Because it was. She couldn’t do it. She couldn’t give up her humanity, her job, and her radio show to become a sequestered housewife. There was nothing in the world wrong with being a stay-at-home mother or stay-at-home wife; she’d always assumed that she’d give up work for a few years if—when—she had a baby, that she’d arrange her schedule to be home after school once her child reached that age. It was one of the benefits of doing her kind of work.

But she’d never planned to give up her career entirely, for good. Not for five years but forever. And she’d always assumed—damn it, she’d always assumed it because it was the way it was supposed to be—that it would be a decision she made, one they made together. Not an edict. Not a condition. But a choice.

“If you really loved me,” she managed finally, “you’d want to be with me anyway. You’d figure something else out. But the way you want it, I give up everything, and you get everything. You won’t give up your life, I have to give up mine. You won’t give up your work, I have to give up mine.”

“Be reasonable, Meg.” The pleading look on his face would have broken her heart if it hadn’t already been shattered. “I make seventy or eighty times what you make. You wouldn’t have to work. You could spend your days doing anything you wanted—”

“But what I want to do is work!” Fuck. For someone who was supposed to be good at resolving conflicts, she was not doing a great job. But then it was always so much harder when it wasn’t simply advice given to others; the path wasn’t so clear when you were walking on it yourself. “I worked hard to get where I am, Greyson, it’s important to me.”

“And my work is important to me. And far more lucrative.”

“I didn’t get a PhD so I could become your fucking concubine.”

He winced. “It wouldn’t be—forget it. You’ve obviously made up your mind.

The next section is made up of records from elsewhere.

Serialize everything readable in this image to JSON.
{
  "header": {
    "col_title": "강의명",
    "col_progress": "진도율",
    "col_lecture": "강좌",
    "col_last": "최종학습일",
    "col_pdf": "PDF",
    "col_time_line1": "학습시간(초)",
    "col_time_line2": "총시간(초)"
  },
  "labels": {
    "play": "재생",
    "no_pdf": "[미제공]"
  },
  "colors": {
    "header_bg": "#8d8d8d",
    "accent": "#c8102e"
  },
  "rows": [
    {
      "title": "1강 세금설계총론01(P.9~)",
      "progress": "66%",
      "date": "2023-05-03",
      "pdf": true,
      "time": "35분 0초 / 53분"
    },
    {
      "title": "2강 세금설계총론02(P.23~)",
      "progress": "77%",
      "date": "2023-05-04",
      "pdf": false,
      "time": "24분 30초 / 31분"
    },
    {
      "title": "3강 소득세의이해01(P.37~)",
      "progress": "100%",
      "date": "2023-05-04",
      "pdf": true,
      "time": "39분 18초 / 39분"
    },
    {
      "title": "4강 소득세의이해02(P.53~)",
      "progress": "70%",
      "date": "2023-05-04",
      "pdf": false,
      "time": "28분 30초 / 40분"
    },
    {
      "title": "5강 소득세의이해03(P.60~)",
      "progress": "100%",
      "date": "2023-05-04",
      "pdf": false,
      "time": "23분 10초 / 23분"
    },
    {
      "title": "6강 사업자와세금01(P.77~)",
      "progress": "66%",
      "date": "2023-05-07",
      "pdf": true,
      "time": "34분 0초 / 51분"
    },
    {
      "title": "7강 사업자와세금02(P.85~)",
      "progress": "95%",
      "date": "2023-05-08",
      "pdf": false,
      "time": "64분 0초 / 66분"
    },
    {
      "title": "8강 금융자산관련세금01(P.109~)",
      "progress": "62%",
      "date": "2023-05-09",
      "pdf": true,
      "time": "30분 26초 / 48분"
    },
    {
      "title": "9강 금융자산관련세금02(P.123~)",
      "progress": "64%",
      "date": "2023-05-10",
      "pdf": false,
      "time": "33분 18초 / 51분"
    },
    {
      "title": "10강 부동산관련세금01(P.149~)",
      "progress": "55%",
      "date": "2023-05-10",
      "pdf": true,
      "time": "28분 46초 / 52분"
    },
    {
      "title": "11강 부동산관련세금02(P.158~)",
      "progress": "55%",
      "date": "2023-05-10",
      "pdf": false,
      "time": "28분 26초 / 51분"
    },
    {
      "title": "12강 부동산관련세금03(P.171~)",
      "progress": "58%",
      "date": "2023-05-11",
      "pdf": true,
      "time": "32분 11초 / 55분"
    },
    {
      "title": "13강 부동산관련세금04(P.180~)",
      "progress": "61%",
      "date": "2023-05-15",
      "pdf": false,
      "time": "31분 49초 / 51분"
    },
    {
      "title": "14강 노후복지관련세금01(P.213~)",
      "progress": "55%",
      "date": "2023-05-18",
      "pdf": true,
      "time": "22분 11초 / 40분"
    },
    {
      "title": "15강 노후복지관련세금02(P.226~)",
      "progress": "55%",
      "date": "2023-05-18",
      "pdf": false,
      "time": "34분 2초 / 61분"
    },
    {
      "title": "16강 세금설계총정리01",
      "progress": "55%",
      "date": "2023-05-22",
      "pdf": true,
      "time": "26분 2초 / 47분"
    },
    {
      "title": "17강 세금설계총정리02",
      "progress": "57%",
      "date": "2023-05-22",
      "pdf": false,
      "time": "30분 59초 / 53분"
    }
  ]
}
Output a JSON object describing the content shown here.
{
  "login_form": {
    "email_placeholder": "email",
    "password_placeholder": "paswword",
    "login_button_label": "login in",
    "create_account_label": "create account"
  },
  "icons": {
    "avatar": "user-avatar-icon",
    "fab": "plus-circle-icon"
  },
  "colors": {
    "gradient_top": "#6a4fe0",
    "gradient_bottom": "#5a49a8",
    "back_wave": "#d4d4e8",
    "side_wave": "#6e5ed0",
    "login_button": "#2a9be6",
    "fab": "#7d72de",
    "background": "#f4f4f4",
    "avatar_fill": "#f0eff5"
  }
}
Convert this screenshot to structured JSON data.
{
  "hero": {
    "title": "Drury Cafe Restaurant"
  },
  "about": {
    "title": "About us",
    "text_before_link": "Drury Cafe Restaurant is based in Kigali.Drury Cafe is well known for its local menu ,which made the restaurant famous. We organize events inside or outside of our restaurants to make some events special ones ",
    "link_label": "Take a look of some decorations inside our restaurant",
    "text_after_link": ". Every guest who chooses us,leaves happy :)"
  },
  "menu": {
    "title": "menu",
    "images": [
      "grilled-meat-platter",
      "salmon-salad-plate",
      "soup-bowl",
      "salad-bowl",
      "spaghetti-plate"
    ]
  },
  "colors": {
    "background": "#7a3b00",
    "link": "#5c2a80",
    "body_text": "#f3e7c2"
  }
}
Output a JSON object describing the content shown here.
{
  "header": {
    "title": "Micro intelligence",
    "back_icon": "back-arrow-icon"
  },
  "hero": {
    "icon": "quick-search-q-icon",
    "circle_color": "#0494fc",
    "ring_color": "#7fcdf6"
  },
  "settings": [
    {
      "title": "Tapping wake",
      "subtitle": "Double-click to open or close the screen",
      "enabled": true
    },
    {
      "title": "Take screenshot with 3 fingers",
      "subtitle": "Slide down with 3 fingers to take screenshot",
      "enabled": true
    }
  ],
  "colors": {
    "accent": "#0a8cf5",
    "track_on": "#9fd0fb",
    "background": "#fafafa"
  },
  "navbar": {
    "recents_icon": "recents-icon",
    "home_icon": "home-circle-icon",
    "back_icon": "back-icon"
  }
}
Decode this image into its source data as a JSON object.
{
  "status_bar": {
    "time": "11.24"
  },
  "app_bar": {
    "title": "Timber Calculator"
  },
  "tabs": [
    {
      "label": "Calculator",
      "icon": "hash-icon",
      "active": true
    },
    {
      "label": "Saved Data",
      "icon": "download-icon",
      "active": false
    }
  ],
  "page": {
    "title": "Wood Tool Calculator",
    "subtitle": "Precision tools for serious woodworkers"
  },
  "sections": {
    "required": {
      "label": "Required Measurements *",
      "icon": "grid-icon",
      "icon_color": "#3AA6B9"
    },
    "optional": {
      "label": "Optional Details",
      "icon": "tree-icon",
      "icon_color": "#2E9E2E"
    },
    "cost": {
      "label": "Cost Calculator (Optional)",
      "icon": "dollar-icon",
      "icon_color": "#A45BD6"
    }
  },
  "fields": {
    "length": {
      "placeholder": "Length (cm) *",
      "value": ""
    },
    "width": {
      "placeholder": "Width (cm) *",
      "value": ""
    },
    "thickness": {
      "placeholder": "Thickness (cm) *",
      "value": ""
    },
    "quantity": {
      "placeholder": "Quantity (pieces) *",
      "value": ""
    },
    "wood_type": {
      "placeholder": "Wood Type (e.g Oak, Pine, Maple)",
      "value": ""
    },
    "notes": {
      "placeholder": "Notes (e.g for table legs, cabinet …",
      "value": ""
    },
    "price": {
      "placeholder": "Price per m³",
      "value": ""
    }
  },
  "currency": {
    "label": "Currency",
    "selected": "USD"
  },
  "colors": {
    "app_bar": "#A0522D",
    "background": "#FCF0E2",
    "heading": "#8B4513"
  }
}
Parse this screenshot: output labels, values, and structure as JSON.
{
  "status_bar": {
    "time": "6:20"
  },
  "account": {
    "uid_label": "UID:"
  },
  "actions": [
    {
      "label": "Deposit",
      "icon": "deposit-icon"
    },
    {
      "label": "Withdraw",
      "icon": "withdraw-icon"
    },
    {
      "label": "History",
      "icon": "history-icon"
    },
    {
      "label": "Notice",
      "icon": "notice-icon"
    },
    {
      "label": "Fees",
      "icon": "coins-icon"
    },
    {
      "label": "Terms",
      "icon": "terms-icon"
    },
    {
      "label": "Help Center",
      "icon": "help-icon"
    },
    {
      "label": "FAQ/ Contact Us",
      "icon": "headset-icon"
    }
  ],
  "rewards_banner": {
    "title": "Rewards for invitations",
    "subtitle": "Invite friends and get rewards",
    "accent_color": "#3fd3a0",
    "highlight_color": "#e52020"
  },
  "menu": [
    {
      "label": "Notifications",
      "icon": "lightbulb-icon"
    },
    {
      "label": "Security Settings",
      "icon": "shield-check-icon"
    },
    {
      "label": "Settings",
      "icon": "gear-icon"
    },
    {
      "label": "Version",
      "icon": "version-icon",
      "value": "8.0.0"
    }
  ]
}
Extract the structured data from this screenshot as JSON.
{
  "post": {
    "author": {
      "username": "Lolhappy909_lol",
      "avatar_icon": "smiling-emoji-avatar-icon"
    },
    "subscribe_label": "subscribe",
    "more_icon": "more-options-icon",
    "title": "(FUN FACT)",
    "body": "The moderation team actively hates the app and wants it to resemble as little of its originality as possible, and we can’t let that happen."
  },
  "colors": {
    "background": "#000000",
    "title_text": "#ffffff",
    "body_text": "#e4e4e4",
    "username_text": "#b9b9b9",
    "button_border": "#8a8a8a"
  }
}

I’m a scumbag who wants to use you and lock you in a basement.”

“That’s what it feels like.” The words came out hoarse, forced through her aching throat. “Greyson, can’t you see, making me give up my job and everything—I don’t think I can do it.”

He poured himself another drink, glanced back at her glass. She nodded, and he took it and filled it. For a moment the only sound in the room was him draining his glass and filling it again.

“There is another option,” he said. “I can’t believe I’m saying this, but there is, if it’s what you want. You—”

“If you suggest I be your girlfriend on the side, I will slap you.”

“What the hell do you want, then, Meg? You don’t want to marry me because of everything you’ll have to give up. You don’t want me to marry somebody else because—I don’t know why. Do—”

“You don’t know why? You can’t even imagine why I might not want to be your other woman?”

“I told you yesterday, it’s not like that. An arranged marriage is only—”

“An arranged—oh.” The penny dropped then; she couldn’t figure out how or why it took so long, but it did. “Win’s daughter, right? Leora. That’s why she’s here, isn’t it?”

He sighed. “Yes. Yes, Win wants me to marry her.”

“And what did you tell him?”

She waited for his answer, waited through one of the longest and loudest conversational pauses she’d ever experienced in her life. She’d started to wonder again if this was simply a terrible nightmare, and he wasn’t speaking because she was about to wake up, when he said, “I told him I’d think about it.”

“You told him you’d—you’re thinking about it? You’re fucking thinking about it?”

“I was trying to put him off until I had a chance to talk to you, to really explain. I wanted you to go to Florence with me, remember, I thought we could—”

“No. I can’t fucking believe you would do that to me. Now Win thinks you’re considering making me your mistress? Who else knows that? Did you even think how that makes me look?”

“Did you even think how it makes me look, to have you refusing to do the ritual for me?”

“You never asked me to do it for you!”

“Fine.” In a flash he was across the room, hauling her to her feet by the shoulders and looming over her, his dark eyes flaring red, his body throwing off heat like a furnace. “I’m asking you now, Meg. Will you do it for me? Do the ritual and be with me. Give up your job and be with me. Marry me, damn it.”

His lips cut off any answer she could have made.